The law guaranteed tobacco farmers in many states a minimum price for their crops. It allotted quotas to farms that produced tobacco at the time the law was enacted, which dictated how many acres they could plant. Tobacco buyers were penalized for buying from growers without quotas. Growers who didn't own a quota had to buy or rent one from those who did. The system propped up prices and limited production to narrow geographic areas and to plots of land rarely larger than 10 acres.
The system was junked in 2004 through a $9.6 billion buyout of tobacco growers and farmers who owned quotas, with tobacco companies funding the payments. Thousands of tobacco farmers, many reaching retirement age, collected their checks and stopped growing the crop. Some farmers planted strawberries or tried to raise catfish in their farm ponds.

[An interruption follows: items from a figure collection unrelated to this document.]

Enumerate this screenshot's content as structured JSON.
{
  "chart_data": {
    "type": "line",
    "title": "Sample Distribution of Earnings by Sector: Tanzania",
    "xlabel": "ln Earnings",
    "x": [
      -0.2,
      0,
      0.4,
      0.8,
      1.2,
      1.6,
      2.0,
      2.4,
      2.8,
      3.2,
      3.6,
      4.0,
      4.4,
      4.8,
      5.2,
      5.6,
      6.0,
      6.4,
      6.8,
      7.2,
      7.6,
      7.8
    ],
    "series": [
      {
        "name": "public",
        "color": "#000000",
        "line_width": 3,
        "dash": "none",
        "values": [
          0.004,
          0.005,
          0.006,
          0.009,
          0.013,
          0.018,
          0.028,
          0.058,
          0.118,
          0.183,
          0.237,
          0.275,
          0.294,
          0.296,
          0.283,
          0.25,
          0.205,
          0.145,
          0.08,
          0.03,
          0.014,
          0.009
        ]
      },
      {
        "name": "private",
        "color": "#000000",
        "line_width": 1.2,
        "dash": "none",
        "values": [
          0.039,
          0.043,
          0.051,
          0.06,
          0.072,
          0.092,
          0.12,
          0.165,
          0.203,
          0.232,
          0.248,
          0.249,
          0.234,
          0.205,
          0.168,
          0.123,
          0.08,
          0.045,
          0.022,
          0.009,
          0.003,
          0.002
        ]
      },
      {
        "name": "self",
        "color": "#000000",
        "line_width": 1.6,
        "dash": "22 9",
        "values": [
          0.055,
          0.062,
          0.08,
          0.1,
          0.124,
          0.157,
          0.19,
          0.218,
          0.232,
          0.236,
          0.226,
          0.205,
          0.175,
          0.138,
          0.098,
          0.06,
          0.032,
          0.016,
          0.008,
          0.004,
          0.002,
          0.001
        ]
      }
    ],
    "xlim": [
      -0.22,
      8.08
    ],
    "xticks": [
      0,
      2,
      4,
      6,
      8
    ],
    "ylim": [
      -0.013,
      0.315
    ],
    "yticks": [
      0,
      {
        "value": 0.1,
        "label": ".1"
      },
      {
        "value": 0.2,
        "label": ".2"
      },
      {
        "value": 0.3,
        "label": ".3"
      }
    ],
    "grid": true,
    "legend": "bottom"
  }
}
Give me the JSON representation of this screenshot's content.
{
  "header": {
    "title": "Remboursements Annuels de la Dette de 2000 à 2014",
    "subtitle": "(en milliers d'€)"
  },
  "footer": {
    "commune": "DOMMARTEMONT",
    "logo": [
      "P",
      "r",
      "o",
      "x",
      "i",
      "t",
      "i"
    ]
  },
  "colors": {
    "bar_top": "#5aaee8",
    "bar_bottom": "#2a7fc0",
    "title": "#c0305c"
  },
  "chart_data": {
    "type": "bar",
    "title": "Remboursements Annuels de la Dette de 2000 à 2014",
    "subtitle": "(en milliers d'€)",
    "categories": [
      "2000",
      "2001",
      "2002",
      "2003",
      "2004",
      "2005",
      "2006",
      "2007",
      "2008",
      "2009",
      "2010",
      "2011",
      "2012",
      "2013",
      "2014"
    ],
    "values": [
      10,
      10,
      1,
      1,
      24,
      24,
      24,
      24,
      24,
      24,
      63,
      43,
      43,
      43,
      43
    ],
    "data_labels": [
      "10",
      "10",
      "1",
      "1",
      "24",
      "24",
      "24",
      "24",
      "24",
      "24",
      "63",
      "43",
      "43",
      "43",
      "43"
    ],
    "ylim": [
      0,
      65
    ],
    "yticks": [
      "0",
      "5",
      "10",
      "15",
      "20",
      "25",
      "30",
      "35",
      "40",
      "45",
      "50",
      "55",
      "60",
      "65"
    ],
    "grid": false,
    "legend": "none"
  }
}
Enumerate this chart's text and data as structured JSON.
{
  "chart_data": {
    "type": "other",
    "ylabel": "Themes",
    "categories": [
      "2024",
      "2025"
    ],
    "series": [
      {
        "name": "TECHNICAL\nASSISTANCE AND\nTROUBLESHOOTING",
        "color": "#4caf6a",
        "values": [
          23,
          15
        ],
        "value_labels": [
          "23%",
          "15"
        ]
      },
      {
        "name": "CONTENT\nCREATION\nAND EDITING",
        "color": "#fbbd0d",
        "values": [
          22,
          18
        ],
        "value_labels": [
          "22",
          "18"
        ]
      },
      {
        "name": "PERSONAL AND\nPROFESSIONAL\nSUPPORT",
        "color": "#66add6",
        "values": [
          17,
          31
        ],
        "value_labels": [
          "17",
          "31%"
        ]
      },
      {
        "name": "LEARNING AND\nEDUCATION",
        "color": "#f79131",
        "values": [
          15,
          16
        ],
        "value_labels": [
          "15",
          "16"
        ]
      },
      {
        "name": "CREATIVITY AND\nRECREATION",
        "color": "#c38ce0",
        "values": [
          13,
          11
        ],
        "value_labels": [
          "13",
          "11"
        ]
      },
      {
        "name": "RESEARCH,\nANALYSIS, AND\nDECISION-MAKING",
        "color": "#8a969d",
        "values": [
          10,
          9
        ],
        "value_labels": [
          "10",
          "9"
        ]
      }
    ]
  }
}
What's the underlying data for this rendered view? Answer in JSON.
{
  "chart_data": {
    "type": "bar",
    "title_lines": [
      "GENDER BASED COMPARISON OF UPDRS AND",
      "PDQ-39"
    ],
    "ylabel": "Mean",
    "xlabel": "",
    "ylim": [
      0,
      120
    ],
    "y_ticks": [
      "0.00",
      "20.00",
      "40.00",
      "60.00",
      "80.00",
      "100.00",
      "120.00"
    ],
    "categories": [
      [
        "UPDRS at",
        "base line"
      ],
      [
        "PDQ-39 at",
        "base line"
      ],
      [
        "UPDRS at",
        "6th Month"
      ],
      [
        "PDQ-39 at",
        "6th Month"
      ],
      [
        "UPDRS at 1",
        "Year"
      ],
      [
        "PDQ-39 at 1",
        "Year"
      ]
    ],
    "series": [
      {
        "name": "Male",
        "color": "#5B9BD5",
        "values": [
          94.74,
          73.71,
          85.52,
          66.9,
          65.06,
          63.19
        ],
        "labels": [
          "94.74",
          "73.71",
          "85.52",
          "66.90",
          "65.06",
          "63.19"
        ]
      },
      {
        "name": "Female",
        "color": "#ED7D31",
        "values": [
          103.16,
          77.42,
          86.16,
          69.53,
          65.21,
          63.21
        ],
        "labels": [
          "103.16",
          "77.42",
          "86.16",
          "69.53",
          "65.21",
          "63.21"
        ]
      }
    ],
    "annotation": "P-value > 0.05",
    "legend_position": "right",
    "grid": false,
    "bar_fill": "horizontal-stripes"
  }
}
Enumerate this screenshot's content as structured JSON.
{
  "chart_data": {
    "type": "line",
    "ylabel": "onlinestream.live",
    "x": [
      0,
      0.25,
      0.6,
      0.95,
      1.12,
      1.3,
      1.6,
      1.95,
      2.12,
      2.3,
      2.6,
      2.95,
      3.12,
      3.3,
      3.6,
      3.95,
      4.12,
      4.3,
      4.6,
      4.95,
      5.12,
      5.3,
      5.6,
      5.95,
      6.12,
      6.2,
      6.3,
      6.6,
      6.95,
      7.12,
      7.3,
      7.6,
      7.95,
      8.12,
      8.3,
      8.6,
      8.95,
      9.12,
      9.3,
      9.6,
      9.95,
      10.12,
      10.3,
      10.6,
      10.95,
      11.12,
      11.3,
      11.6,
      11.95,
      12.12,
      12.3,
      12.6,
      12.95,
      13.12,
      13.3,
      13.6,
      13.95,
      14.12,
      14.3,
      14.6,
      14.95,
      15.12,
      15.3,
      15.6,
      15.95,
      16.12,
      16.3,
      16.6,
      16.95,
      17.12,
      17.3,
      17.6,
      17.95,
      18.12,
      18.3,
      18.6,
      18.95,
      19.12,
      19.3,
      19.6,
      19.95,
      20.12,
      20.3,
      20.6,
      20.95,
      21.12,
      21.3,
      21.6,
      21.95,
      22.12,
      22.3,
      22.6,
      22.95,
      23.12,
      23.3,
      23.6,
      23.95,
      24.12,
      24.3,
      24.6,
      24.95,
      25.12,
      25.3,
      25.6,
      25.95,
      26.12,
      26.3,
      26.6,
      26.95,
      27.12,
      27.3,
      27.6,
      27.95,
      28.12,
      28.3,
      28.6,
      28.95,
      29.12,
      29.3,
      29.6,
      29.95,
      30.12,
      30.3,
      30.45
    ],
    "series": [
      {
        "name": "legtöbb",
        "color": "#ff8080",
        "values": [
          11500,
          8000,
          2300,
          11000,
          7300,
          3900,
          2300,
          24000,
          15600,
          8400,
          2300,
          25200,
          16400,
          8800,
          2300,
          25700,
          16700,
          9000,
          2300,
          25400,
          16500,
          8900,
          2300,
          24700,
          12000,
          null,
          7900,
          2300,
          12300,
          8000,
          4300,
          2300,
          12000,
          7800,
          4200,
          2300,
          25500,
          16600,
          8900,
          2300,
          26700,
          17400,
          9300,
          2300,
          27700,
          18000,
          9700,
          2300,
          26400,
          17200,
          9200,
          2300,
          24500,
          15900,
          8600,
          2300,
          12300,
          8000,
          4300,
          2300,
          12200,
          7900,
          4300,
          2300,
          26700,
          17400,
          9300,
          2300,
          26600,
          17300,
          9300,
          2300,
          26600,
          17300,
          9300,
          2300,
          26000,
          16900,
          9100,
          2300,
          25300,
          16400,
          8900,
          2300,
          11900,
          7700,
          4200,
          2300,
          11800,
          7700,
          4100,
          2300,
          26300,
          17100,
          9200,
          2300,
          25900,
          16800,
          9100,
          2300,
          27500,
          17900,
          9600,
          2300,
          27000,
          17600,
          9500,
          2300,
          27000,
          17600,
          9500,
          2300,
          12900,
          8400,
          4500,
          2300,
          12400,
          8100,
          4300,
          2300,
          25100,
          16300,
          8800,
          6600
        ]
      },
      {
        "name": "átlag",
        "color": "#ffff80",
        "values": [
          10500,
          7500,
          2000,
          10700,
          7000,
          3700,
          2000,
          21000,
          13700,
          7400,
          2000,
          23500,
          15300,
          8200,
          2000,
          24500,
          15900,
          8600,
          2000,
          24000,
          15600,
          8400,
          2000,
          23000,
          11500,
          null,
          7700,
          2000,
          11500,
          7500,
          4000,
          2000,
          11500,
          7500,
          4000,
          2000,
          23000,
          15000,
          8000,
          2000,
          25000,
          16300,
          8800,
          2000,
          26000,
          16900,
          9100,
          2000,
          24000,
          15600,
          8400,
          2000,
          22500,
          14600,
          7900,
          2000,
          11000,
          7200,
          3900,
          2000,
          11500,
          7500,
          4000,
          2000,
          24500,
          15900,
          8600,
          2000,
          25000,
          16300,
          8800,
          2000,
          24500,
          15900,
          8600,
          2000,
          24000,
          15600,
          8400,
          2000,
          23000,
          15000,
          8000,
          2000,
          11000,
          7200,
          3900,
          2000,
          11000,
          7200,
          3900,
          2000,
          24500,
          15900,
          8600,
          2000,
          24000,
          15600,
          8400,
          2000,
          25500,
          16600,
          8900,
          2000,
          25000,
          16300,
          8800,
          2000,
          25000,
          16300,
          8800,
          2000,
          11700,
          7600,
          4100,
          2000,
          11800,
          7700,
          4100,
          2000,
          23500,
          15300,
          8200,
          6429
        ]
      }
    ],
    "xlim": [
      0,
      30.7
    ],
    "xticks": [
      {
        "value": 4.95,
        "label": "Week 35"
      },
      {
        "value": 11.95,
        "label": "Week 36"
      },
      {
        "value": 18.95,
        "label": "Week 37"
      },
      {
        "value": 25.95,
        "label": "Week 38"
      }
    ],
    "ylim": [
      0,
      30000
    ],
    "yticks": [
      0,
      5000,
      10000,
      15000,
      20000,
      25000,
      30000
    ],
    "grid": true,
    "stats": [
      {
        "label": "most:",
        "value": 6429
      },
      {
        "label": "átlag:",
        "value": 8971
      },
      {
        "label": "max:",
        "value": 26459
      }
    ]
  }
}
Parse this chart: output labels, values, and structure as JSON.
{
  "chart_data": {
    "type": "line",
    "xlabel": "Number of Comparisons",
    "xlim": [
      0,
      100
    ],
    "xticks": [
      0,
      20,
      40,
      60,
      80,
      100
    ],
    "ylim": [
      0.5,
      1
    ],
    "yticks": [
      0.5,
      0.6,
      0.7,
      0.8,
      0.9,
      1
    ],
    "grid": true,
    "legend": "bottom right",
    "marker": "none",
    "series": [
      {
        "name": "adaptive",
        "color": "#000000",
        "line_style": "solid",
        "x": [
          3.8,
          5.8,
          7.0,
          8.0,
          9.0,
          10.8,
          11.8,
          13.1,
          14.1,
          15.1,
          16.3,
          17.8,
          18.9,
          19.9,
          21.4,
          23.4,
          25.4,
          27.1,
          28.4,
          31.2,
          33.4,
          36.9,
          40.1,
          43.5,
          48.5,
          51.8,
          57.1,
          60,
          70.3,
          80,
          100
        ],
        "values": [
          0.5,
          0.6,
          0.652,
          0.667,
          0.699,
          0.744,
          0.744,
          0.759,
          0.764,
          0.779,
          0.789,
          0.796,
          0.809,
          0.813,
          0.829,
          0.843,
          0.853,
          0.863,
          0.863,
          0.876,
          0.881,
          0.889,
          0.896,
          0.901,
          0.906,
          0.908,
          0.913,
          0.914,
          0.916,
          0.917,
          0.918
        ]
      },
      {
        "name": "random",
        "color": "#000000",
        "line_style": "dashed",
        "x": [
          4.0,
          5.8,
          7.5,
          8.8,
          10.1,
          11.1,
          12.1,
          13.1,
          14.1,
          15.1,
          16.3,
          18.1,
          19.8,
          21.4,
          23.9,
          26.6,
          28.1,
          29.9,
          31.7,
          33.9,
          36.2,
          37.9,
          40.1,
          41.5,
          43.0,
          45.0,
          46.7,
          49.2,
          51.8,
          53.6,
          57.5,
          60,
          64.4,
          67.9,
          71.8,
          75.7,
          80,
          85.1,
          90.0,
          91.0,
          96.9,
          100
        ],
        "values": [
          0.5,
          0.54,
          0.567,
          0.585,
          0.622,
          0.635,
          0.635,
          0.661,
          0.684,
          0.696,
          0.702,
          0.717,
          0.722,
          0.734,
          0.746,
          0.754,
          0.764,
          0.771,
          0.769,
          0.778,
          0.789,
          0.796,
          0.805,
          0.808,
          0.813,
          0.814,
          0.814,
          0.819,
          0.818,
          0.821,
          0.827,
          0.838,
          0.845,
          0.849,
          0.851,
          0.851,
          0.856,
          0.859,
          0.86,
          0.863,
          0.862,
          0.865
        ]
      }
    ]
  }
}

In 2005, tobacco acreage dropped 27% from the year earlier, to 297,000 acres. With the government no longer supporting prices, those dropped too, to $1.64 per pound, from $1.98, according to the U.S. Agriculture Department. Cigarette makers worried that they wouldn't have enough supply.
But predictions from some quarters that tobacco farming was headed for extinction in the U.S. proved incorrect. Today, farmers can grow as much tobacco as they want, wherever they want. Economies of scale have kicked in." (thanks D.)
Tobacco farming in Lebanon makes money to the State monopoly. This fact is well known. I used to think that the threat to remove subsidies was only meant to penalize the Southerners. I can see now that it is probably not the only reason: the US experience shows that there is great potential in planting tobacco, as international prices rise, but that the money is into large scale, capital intensive farming. For this, the current (false) subsidies system has to be junked, and tobacco farming liberalized. Then the large landowners can invest into hundreds of hectares of land and employ the current tobacco farmers as cheap labor.